L’Approche Processus “Consiste à considérer l’organisme comme un ensemble de petits organismes qui contribuent à réaliser un même produit ou un même service”. (M.Catan, 2005)
Pour R. Demeestère (1995), l’Approche Processus consiste “à repérer les contributions que peut apporter chaque activité (…) à la création de valeur par l’entreprise.
Enfin, P. Lorino nous rappelle : “La description en terme de processus regroupe et agence les activités selon une logique de finalité”. (RFG, 1995, page 55)
Cette nouvelle approche présente effectivement de nombreux avantages dont celui, majeur, de ne plus se contenter des performances globales du système mais d’analyser également les performances des sous-systèmes, les processus, et de leurs interactions.
L’intérêt étant que par l’amélioration des parties et de leurs interactions on augmente la performance du tout.

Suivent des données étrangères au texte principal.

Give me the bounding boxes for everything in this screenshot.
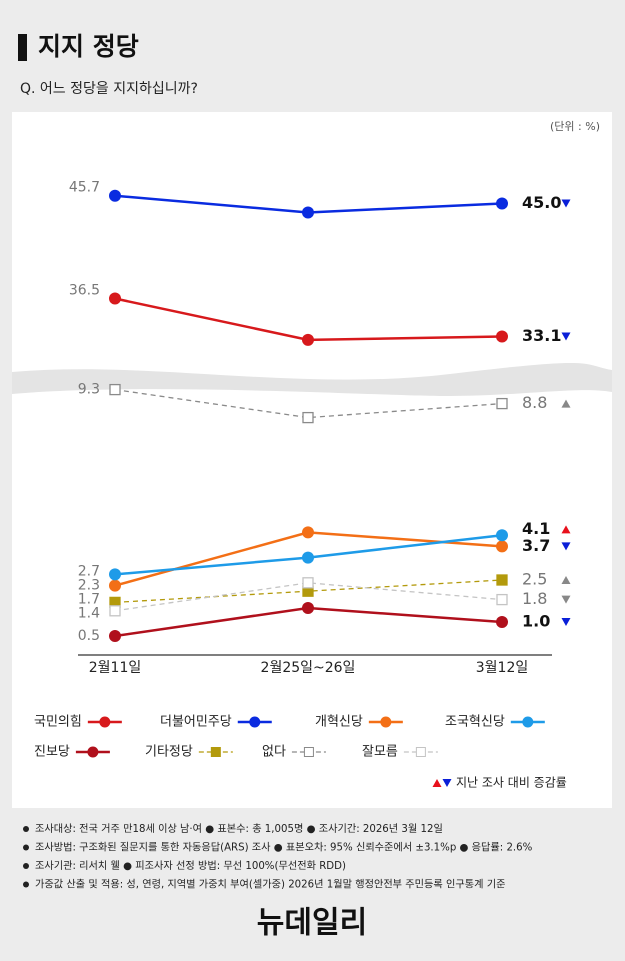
legend-symbol: [415, 747, 426, 757]
legend-label: 더불어민주당: [160, 715, 232, 730]
end-value-label: 4.1: [522, 519, 550, 538]
point: [496, 616, 508, 628]
point: [302, 577, 314, 589]
point: [109, 292, 121, 305]
point: [109, 189, 121, 202]
end-value-label: 8.8: [522, 393, 547, 412]
point: [302, 411, 314, 424]
legend-label: 잘모름: [362, 745, 398, 760]
point: [496, 593, 508, 606]
note: 조사방법: 구조화된 질문지를 통한 자동응답(ARS) 조사 ● 표본오차: …: [35, 842, 533, 854]
x-tick-label: 2월25일~26일: [261, 660, 356, 676]
end-value-label: 1.0: [522, 612, 550, 631]
legend-symbol: [303, 747, 314, 757]
x-tick-label: 2월11일: [89, 660, 141, 676]
note-bullet: [23, 881, 29, 888]
point: [109, 579, 121, 592]
point: [302, 333, 314, 346]
change-arrow: [561, 399, 571, 408]
series-line: [114, 388, 503, 419]
legend-down-arrow: [442, 779, 452, 787]
start-value-label: 45.7: [69, 180, 100, 196]
note: 가중값 산출 및 적용: 성, 연령, 지역별 가중치 부여(셀가중) 2026…: [35, 879, 506, 891]
subtitle: Q. 어느 정당을 지지하십니까?: [20, 81, 198, 97]
note: 조사기관: 리서치 웰 ● 피조사자 선정 방법: 무선 100%(무선전화 R…: [35, 860, 346, 872]
point: [302, 206, 314, 219]
end-value-label: 45.0: [522, 193, 561, 212]
panel: [12, 112, 612, 808]
end-value-label: 2.5: [522, 570, 547, 589]
legend-label: 진보당: [34, 745, 70, 760]
point: [109, 383, 121, 396]
legend-symbol: [249, 716, 261, 728]
start-value-label: 9.3: [78, 382, 100, 398]
point: [496, 529, 508, 542]
legend-label: 조국혁신당: [445, 715, 505, 730]
legend-up-arrow: [432, 779, 442, 787]
change-arrow: [561, 332, 571, 341]
note-bullet: [23, 826, 29, 832]
start-value-label: 1.7: [78, 592, 100, 608]
chart-title: 지지 정당: [38, 32, 139, 61]
point: [302, 551, 314, 564]
note-bullet: [23, 863, 29, 869]
point: [496, 574, 508, 586]
change-arrow: [561, 525, 571, 534]
start-value-label: 2.3: [78, 578, 100, 594]
point: [496, 197, 508, 210]
legend-symbol: [380, 716, 392, 728]
legend-label: 기타정당: [145, 745, 193, 760]
point: [109, 605, 121, 617]
unit: (단위 : %): [550, 120, 600, 133]
start-value-label: 36.5: [69, 283, 100, 299]
start-value-label: 0.5: [78, 628, 100, 644]
legend-symbol: [99, 716, 111, 728]
start-value-label: 2.7: [78, 564, 100, 580]
title-bar: [18, 34, 27, 61]
end-value-label: 3.7: [522, 536, 550, 555]
series-line: [114, 582, 503, 612]
note: 조사대상: 전국 거주 만18세 이상 남·여 ● 표본수: 총 1,005명 …: [35, 823, 443, 835]
end-value-label: 33.1: [522, 326, 561, 345]
change-arrow: [561, 576, 571, 584]
axis-break: [12, 362, 612, 396]
legend-symbol: [87, 746, 99, 758]
point: [496, 397, 508, 410]
point: [109, 630, 121, 642]
change-arrow: [561, 542, 571, 551]
point: [496, 540, 508, 553]
legend-symbol: [210, 747, 221, 757]
logo: 뉴데일리: [257, 906, 367, 941]
start-value-label: 1.4: [78, 606, 100, 622]
point: [109, 568, 121, 581]
legend-symbol: [522, 716, 534, 728]
point: [496, 330, 508, 343]
point: [302, 602, 314, 614]
change-arrow: [561, 618, 571, 626]
point: [302, 526, 314, 539]
end-value-label: 1.8: [522, 589, 547, 608]
change-arrow: [561, 199, 571, 208]
change-note: 지난 조사 대비 증감률: [456, 776, 567, 790]
legend-label: 없다: [262, 745, 286, 760]
legend-label: 개혁신당: [315, 715, 363, 730]
x-tick-label: 3월12일: [476, 660, 528, 676]
legend-label: 국민의힘: [34, 715, 82, 730]
change-arrow: [561, 595, 571, 604]
note-bullet: [23, 844, 29, 851]
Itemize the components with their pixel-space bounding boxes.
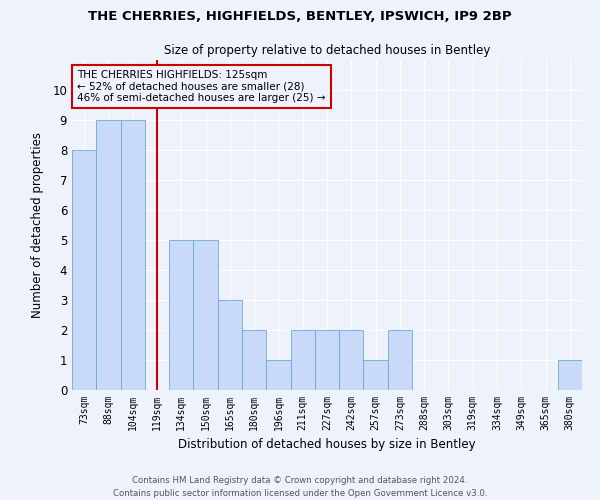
Text: Contains HM Land Registry data © Crown copyright and database right 2024.
Contai: Contains HM Land Registry data © Crown c… [113,476,487,498]
X-axis label: Distribution of detached houses by size in Bentley: Distribution of detached houses by size … [178,438,476,452]
Text: THE CHERRIES, HIGHFIELDS, BENTLEY, IPSWICH, IP9 2BP: THE CHERRIES, HIGHFIELDS, BENTLEY, IPSWI… [88,10,512,23]
Text: THE CHERRIES HIGHFIELDS: 125sqm
← 52% of detached houses are smaller (28)
46% of: THE CHERRIES HIGHFIELDS: 125sqm ← 52% of… [77,70,326,103]
Bar [72,150,96,390]
Bar [121,120,145,390]
Bar [169,240,193,390]
Bar [364,360,388,390]
Y-axis label: Number of detached properties: Number of detached properties [31,132,44,318]
Bar [242,330,266,390]
Bar [290,330,315,390]
Bar [315,330,339,390]
Bar [218,300,242,390]
Bar [193,240,218,390]
Bar [339,330,364,390]
Bar [266,360,290,390]
Bar [388,330,412,390]
Bar [96,120,121,390]
Title: Size of property relative to detached houses in Bentley: Size of property relative to detached ho… [164,44,490,58]
Bar [558,360,582,390]
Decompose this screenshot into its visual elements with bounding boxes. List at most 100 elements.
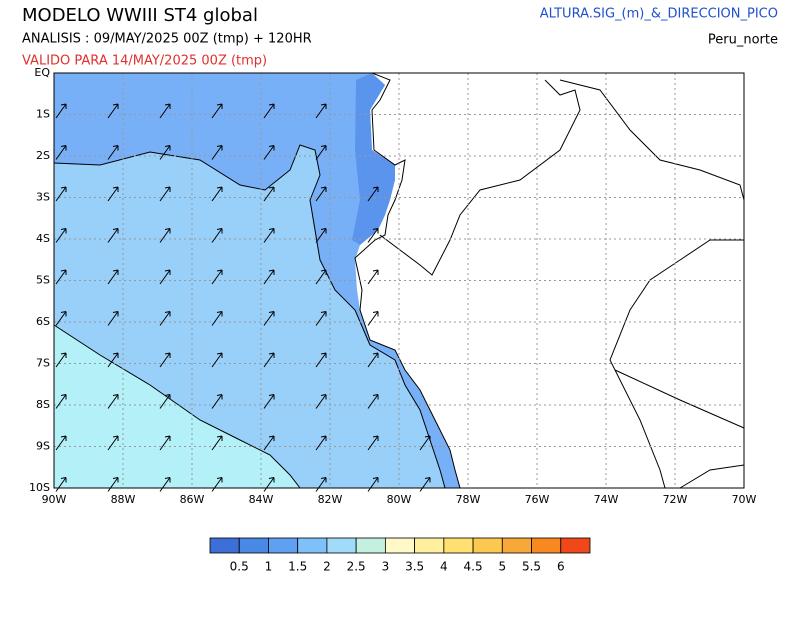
direction-arrow [55,103,67,119]
colorbar-label: 0.5 [230,560,249,574]
lon-label: 70W [732,493,757,506]
direction-arrow [263,477,275,492]
direction-arrow [315,435,327,451]
colorbar-box [472,537,503,554]
direction-arrow [263,186,275,202]
direction-arrow [159,435,171,451]
direction-arrow [107,477,119,492]
colorbar-box [414,537,445,554]
direction-arrow [159,477,171,492]
lon-label: 76W [525,493,550,506]
colorbar-box [326,537,357,554]
direction-arrow [367,186,379,202]
lon-label: 84W [249,493,274,506]
lat-label: 8S [36,398,50,411]
direction-arrow [315,311,327,326]
direction-arrow [107,435,119,451]
direction-arrow [55,269,67,285]
direction-arrow [107,269,119,285]
direction-arrow [211,477,223,492]
colorbar-box [560,537,591,554]
direction-arrow [315,394,327,409]
direction-arrow [55,352,67,368]
colorbar-label: 3 [382,560,390,574]
contour [53,324,301,489]
direction-arrow [107,186,119,202]
coastline [354,72,461,489]
direction-arrow [211,394,223,409]
colorbar-label: 5.5 [522,560,541,574]
lon-label: 72W [663,493,688,506]
colorbar-box [209,537,240,554]
direction-arrow [211,103,223,119]
colorbar-box [238,537,269,554]
direction-arrow [367,352,379,368]
direction-arrow [367,477,379,492]
colorbar-label: 2 [323,560,331,574]
region: Peru_norte [708,33,778,48]
colorbar-label: 1.5 [288,560,307,574]
ocean-1 [352,73,395,245]
direction-arrow [55,394,67,409]
lat-label: EQ [34,66,50,79]
direction-arrow [107,228,119,243]
lat-label: 5S [36,274,50,287]
variable: ALTURA.SIG_(m)_&_DIRECCION_PICO [540,7,778,22]
direction-arrow [107,394,119,409]
direction-arrow [315,103,327,119]
map [53,72,745,492]
lat-label: 2S [36,149,50,162]
lon-label: 80W [387,493,412,506]
colorbar-box [355,537,386,554]
direction-arrow [211,186,223,202]
direction-arrow [263,103,275,119]
border [614,369,745,429]
colorbar-label: 6 [557,560,565,574]
ocean-2-5 [54,325,300,488]
analysis: ANALISIS : 09/MAY/2025 00Z (tmp) + 120HR [22,32,312,47]
lon-label: 88W [111,493,136,506]
direction-arrow [315,477,327,492]
direction-arrow [367,311,379,326]
direction-arrow [211,435,223,451]
colorbar-box [268,537,299,554]
direction-arrow [159,103,171,119]
direction-arrow [107,352,119,368]
title: MODELO WWIII ST4 global [22,5,258,26]
direction-arrow [55,228,67,243]
direction-arrow [211,352,223,368]
colorbar-label: 4.5 [464,560,483,574]
direction-arrow [315,269,327,285]
direction-arrow [367,394,379,409]
border [559,79,745,201]
direction-arrow [107,311,119,326]
direction-arrow [159,394,171,409]
direction-arrow [263,352,275,368]
direction-arrow [263,394,275,409]
lon-label: 90W [42,493,67,506]
direction-arrow [263,311,275,326]
colorbar-box [384,537,416,554]
border [379,79,581,276]
direction-arrow [367,435,379,451]
direction-arrow [159,311,171,326]
direction-arrow [159,186,171,202]
border [609,239,744,489]
direction-arrow [419,477,431,492]
colorbar-box [443,537,474,554]
direction-arrow [55,435,67,451]
direction-arrow [211,269,223,285]
border [679,464,745,489]
lon-label: 78W [456,493,481,506]
direction-arrow [315,352,327,368]
direction-arrow [55,477,67,492]
direction-arrow [367,269,379,285]
lat-label: 10S [29,481,50,494]
direction-arrow [55,311,67,326]
direction-arrow [159,352,171,368]
colorbar-label: 2.5 [347,560,366,574]
direction-arrow [107,103,119,119]
direction-arrow [107,145,119,160]
direction-arrow [263,145,275,160]
direction-arrow [211,145,223,160]
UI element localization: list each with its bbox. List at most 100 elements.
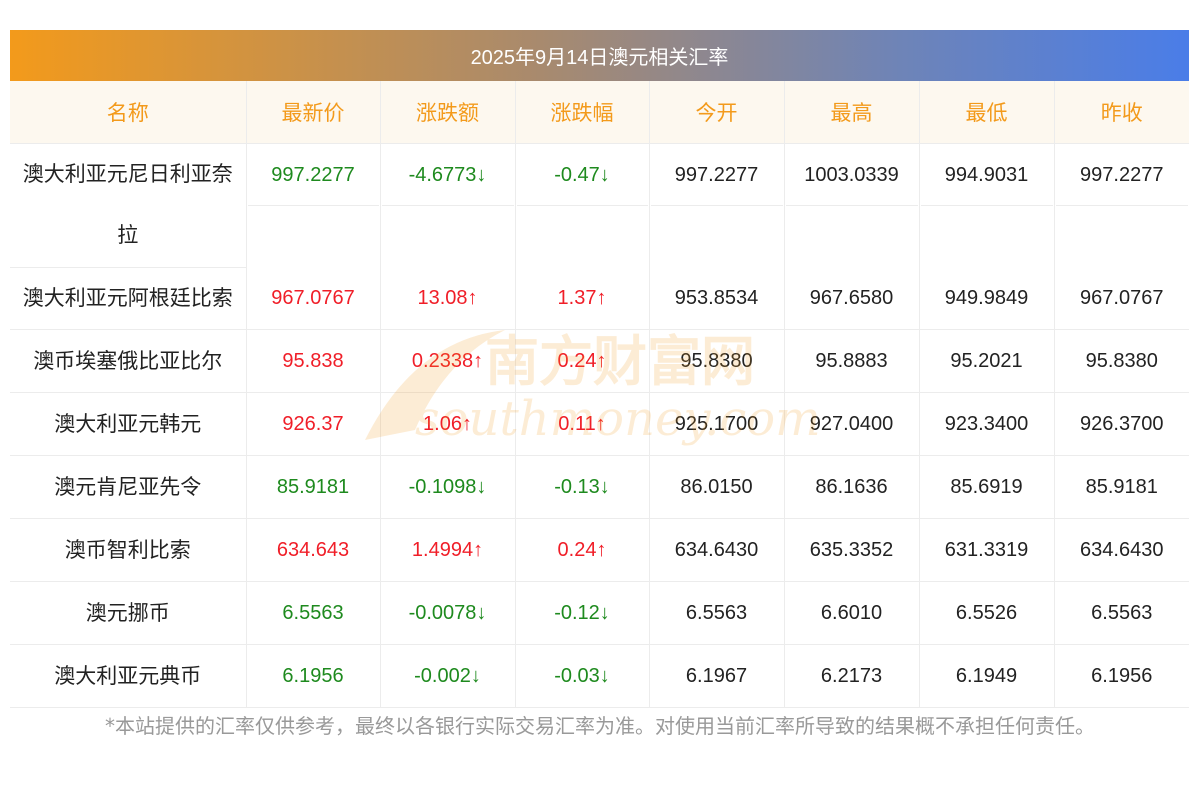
header-change-pct: 涨跌幅 xyxy=(514,81,649,144)
high-price: 1003.0339 xyxy=(785,145,918,206)
change-amount-cell: 0.2338↑ xyxy=(379,329,515,393)
change-percent: 0.24↑ xyxy=(557,349,607,372)
open-price-cell: 6.1967 xyxy=(648,644,784,708)
change-percent-cell: -0.03↓ xyxy=(514,644,649,708)
table-row: 澳元挪币 6.5563 -0.0078↓ -0.12↓ 6.5563 6.6010 6.55… xyxy=(10,581,1189,645)
latest-price-cell: 997.2277 xyxy=(245,143,380,267)
high-price-cell: 86.1636 xyxy=(783,455,919,519)
change-percent-cell: -0.12↓ xyxy=(514,581,649,645)
latest-price: 6.5563 xyxy=(282,601,344,624)
high-price-cell: 1003.0339 xyxy=(783,143,919,267)
change-percent: 1.37↑ xyxy=(557,286,607,309)
high-price: 95.8883 xyxy=(815,349,888,372)
table-row: 澳大利亚元尼日利亚奈拉 997.2277 -4.6773↓ -0.47↓ 997.227… xyxy=(10,143,1189,268)
exchange-rate-table: 名称 最新价 涨跌额 涨跌幅 今开 最高 最低 昨收 澳大利亚元尼日利亚奈拉 99… xyxy=(10,81,1189,708)
prev-close-cell: 926.3700 xyxy=(1053,392,1189,456)
prev-close-cell: 95.8380 xyxy=(1053,329,1189,393)
table-row: 澳元肯尼亚先令 85.9181 -0.1098↓ -0.13↓ 86.0150 86.16… xyxy=(10,455,1189,519)
low-price: 85.6919 xyxy=(950,475,1023,498)
prev-close-cell: 85.9181 xyxy=(1053,455,1189,519)
low-price: 949.9849 xyxy=(944,286,1029,309)
latest-price-cell: 85.9181 xyxy=(245,455,380,519)
currency-pair-name: 澳币智利比索 xyxy=(10,518,246,582)
latest-price: 634.643 xyxy=(276,538,350,561)
prev-close-cell: 6.5563 xyxy=(1053,581,1189,645)
high-price-cell: 6.6010 xyxy=(783,581,919,645)
change-amount: -0.002↓ xyxy=(414,664,481,687)
header-open: 今开 xyxy=(648,81,784,144)
change-amount-cell: 1.4994↑ xyxy=(379,518,515,582)
low-price: 631.3319 xyxy=(944,538,1029,561)
currency-pair-name: 澳大利亚元韩元 xyxy=(10,392,246,456)
open-price-cell: 86.0150 xyxy=(648,455,784,519)
header-change: 涨跌额 xyxy=(379,81,515,144)
table-row: 澳大利亚元典币 6.1956 -0.002↓ -0.03↓ 6.1967 6.2173 6.… xyxy=(10,644,1189,708)
latest-price-cell: 634.643 xyxy=(245,518,380,582)
latest-price: 95.838 xyxy=(282,349,344,372)
prev-close: 997.2277 xyxy=(1055,145,1188,206)
table-row: 澳币埃塞俄比亚比尔 95.838 0.2338↑ 0.24↑ 95.8380 95.888… xyxy=(10,329,1189,393)
prev-close-cell: 997.2277 xyxy=(1053,143,1189,267)
prev-close: 95.8380 xyxy=(1085,349,1158,372)
open-price: 997.2277 xyxy=(650,145,783,206)
latest-price: 85.9181 xyxy=(276,475,350,498)
open-price: 634.6430 xyxy=(674,538,759,561)
open-price: 6.5563 xyxy=(685,601,748,624)
currency-pair-name: 澳元肯尼亚先令 xyxy=(10,455,246,519)
low-price-cell: 85.6919 xyxy=(918,455,1054,519)
open-price-cell: 95.8380 xyxy=(648,329,784,393)
prev-close: 85.9181 xyxy=(1085,475,1158,498)
low-price-cell: 6.5526 xyxy=(918,581,1054,645)
low-price: 6.5526 xyxy=(955,601,1018,624)
change-percent: -0.47↓ xyxy=(516,145,648,206)
table-header-row: 名称 最新价 涨跌额 涨跌幅 今开 最高 最低 昨收 xyxy=(10,81,1189,144)
low-price-cell: 95.2021 xyxy=(918,329,1054,393)
table-row: 澳大利亚元韩元 926.37 1.06↑ 0.11↑ 925.1700 927.0400 9… xyxy=(10,392,1189,456)
low-price-cell: 923.3400 xyxy=(918,392,1054,456)
change-amount-cell: -0.0078↓ xyxy=(379,581,515,645)
change-amount-cell: -0.1098↓ xyxy=(379,455,515,519)
low-price: 6.1949 xyxy=(955,664,1018,687)
currency-pair-name: 澳元挪币 xyxy=(10,581,246,645)
low-price-cell: 631.3319 xyxy=(918,518,1054,582)
change-amount-cell: 1.06↑ xyxy=(379,392,515,456)
low-price: 95.2021 xyxy=(950,349,1023,372)
open-price: 95.8380 xyxy=(680,349,753,372)
open-price-cell: 634.6430 xyxy=(648,518,784,582)
prev-close: 926.3700 xyxy=(1080,412,1164,435)
table-title: 2025年9月14日澳元相关汇率 xyxy=(10,30,1189,81)
latest-price: 967.0767 xyxy=(271,286,355,309)
latest-price-cell: 6.5563 xyxy=(245,581,380,645)
open-price: 953.8534 xyxy=(674,286,759,309)
change-percent-cell: -0.47↓ xyxy=(514,143,649,267)
disclaimer-note: *本站提供的汇率仅供参考，最终以各银行实际交易汇率为准。对使用当前汇率所导致的结… xyxy=(105,714,1095,738)
open-price: 86.0150 xyxy=(680,475,753,498)
change-percent: 0.11↑ xyxy=(558,412,606,435)
currency-pair-name: 澳大利亚元尼日利亚奈拉 xyxy=(10,143,246,268)
open-price-cell: 925.1700 xyxy=(648,392,784,456)
currency-pair-name: 澳大利亚元阿根廷比索 xyxy=(10,267,246,330)
header-high: 最高 xyxy=(783,81,919,144)
change-amount-cell: 13.08↑ xyxy=(379,267,515,330)
change-percent: -0.13↓ xyxy=(554,475,610,498)
prev-close-cell: 634.6430 xyxy=(1053,518,1189,582)
prev-close: 634.6430 xyxy=(1080,538,1164,561)
rate-table-container: 2025年9月14日澳元相关汇率 名称 最新价 涨跌额 涨跌幅 今开 最高 最低… xyxy=(10,30,1189,708)
latest-price-cell: 95.838 xyxy=(245,329,380,393)
high-price-cell: 967.6580 xyxy=(783,267,919,330)
change-amount-cell: -4.6773↓ xyxy=(379,143,515,267)
change-percent-cell: 0.24↑ xyxy=(514,518,649,582)
latest-price: 926.37 xyxy=(282,412,344,435)
change-percent-cell: 1.37↑ xyxy=(514,267,649,330)
low-price-cell: 949.9849 xyxy=(918,267,1054,330)
high-price: 967.6580 xyxy=(809,286,894,309)
low-price-cell: 6.1949 xyxy=(918,644,1054,708)
high-price: 927.0400 xyxy=(809,412,894,435)
change-amount: 1.06↑ xyxy=(423,412,472,435)
latest-price: 997.2277 xyxy=(247,145,379,206)
change-amount: -0.1098↓ xyxy=(408,475,487,498)
high-price: 635.3352 xyxy=(809,538,894,561)
latest-price: 6.1956 xyxy=(282,664,344,687)
change-percent: -0.12↓ xyxy=(554,601,610,624)
open-price-cell: 6.5563 xyxy=(648,581,784,645)
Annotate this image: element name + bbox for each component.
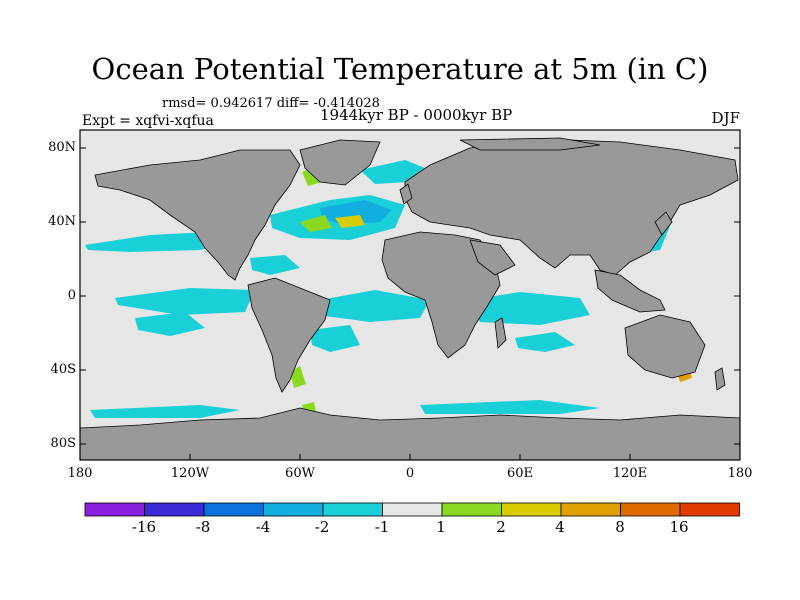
colorbar-label: 2 [496,518,506,536]
anomaly-patch-equatorial-pacific-cool [115,288,255,315]
season-label: DJF [711,109,740,127]
colorbar-label: 1 [436,518,446,536]
anomaly-patch-tropical-atlantic-cool [320,290,430,322]
x-tick-label: 120W [170,466,210,481]
x-tick-label: 120E [612,466,648,481]
x-tick-label: 0 [405,466,415,481]
colorbar-swatch [322,502,383,517]
colorbar-swatch [620,502,681,517]
anomaly-patch-south-atlantic-cool [310,325,360,352]
colorbar-swatch [501,502,562,517]
anomaly-patch-southern-indian-cool [515,332,575,352]
colorbar-swatch [441,502,502,517]
landmass-new-zealand [714,367,726,391]
colorbar-swatch [560,502,621,517]
x-tick-label: 180 [727,466,753,481]
landmass-north-america [94,149,301,281]
y-tick-label: 0 [67,288,76,303]
anomaly-patch-south-pacific-cool [135,312,205,336]
x-tick-label: 180 [67,466,93,481]
anomaly-patch-southern-ocean-cool-west [90,405,240,418]
landmass-greenland [299,139,381,186]
anomaly-patch-patagonia-warm [290,366,306,388]
colorbar-label: -16 [131,518,157,536]
landmass-uk [399,183,413,205]
anomaly-patch-gulf-cool [250,255,300,275]
anomaly-patch-indian-ocean-cool [470,292,590,325]
colorbar-swatch [144,502,205,517]
period-label: 1944kyr BP - 0000kyr BP [320,106,513,124]
map-title: Ocean Potential Temperature at 5m (in C) [91,52,709,86]
colorbar-label: -4 [255,518,271,536]
landmass-africa [381,231,501,359]
landmass-south-america [247,277,331,393]
colorbar-label: 16 [669,518,689,536]
landmass-southeast-asia [594,269,666,313]
colorbar-swatch [263,502,324,517]
x-tick-label: 60W [285,466,315,481]
axis-ticks [80,147,740,460]
colorbar-label: -1 [374,518,390,536]
colorbar-swatch [203,502,264,517]
y-tick-label: 40S [50,362,76,377]
colorbar-label: -8 [195,518,211,536]
colorbar-label: 8 [615,518,625,536]
colorbar-label: 4 [555,518,565,536]
anomaly-patch-north-pacific-cool [85,232,235,252]
colorbar-label: -2 [314,518,330,536]
x-tick-label: 60E [506,466,534,481]
experiment-label: Expt = xqfvi-xqfua [82,113,214,129]
landmass-eurasia [404,139,739,276]
anomaly-patch-north-atlantic-yellow [335,215,365,228]
y-tick-label: 40N [48,214,76,229]
colorbar-swatch [679,502,740,517]
landmass-arabia [469,239,516,276]
anomaly-patch-southern-ocean-cool-east [420,400,600,414]
landmass-madagascar [494,317,507,349]
colorbar-swatch [84,502,145,517]
landmass-japan [654,211,673,236]
y-tick-label: 80N [48,140,76,155]
colorbar [84,502,740,517]
land-masses [79,137,741,461]
stats-line: rmsd= 0.942617 diff= -0.414028 [162,96,380,111]
anomaly-patch-north-atlantic-warm [300,215,332,232]
colorbar-swatch [382,502,443,517]
landmass-australia [624,314,706,379]
y-tick-label: 80S [50,436,76,451]
landmass-arctic-cap [459,137,601,151]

Les entreprises mettant en application ce principe peuvent donc :
– Identifier aisément les composantes (les processus) de leurs organisations les moins efficaces dans la réalisation de leurs activités ;
– Traiter les dérives ;
– Améliorer le résultat global.
En synthèse, l’évolution proposée est donc de translater d’une vision de l’entreprise comme ceci :
Vers une vision comme cela :
Avec l’Approche Processus, les performances internes sont matérialisées, les processus faibles sont traités, les processus forts renforcés. Par l’amélioration de ses composantes, le résultat global de l’organisation est amélioré.
Si nous voulions donc faire une synthèse des différentes notions et définitions qui nous sont offertes par la littérature, nous pourrions écrire :
L’Approche Processus consiste à considérer l’entreprise comme un système composé de sous-systèmes (processus), s’influençant mutuellement à travers des interactions et ayant leurs objectifs propres mais travaillant de concert, vers un but commun.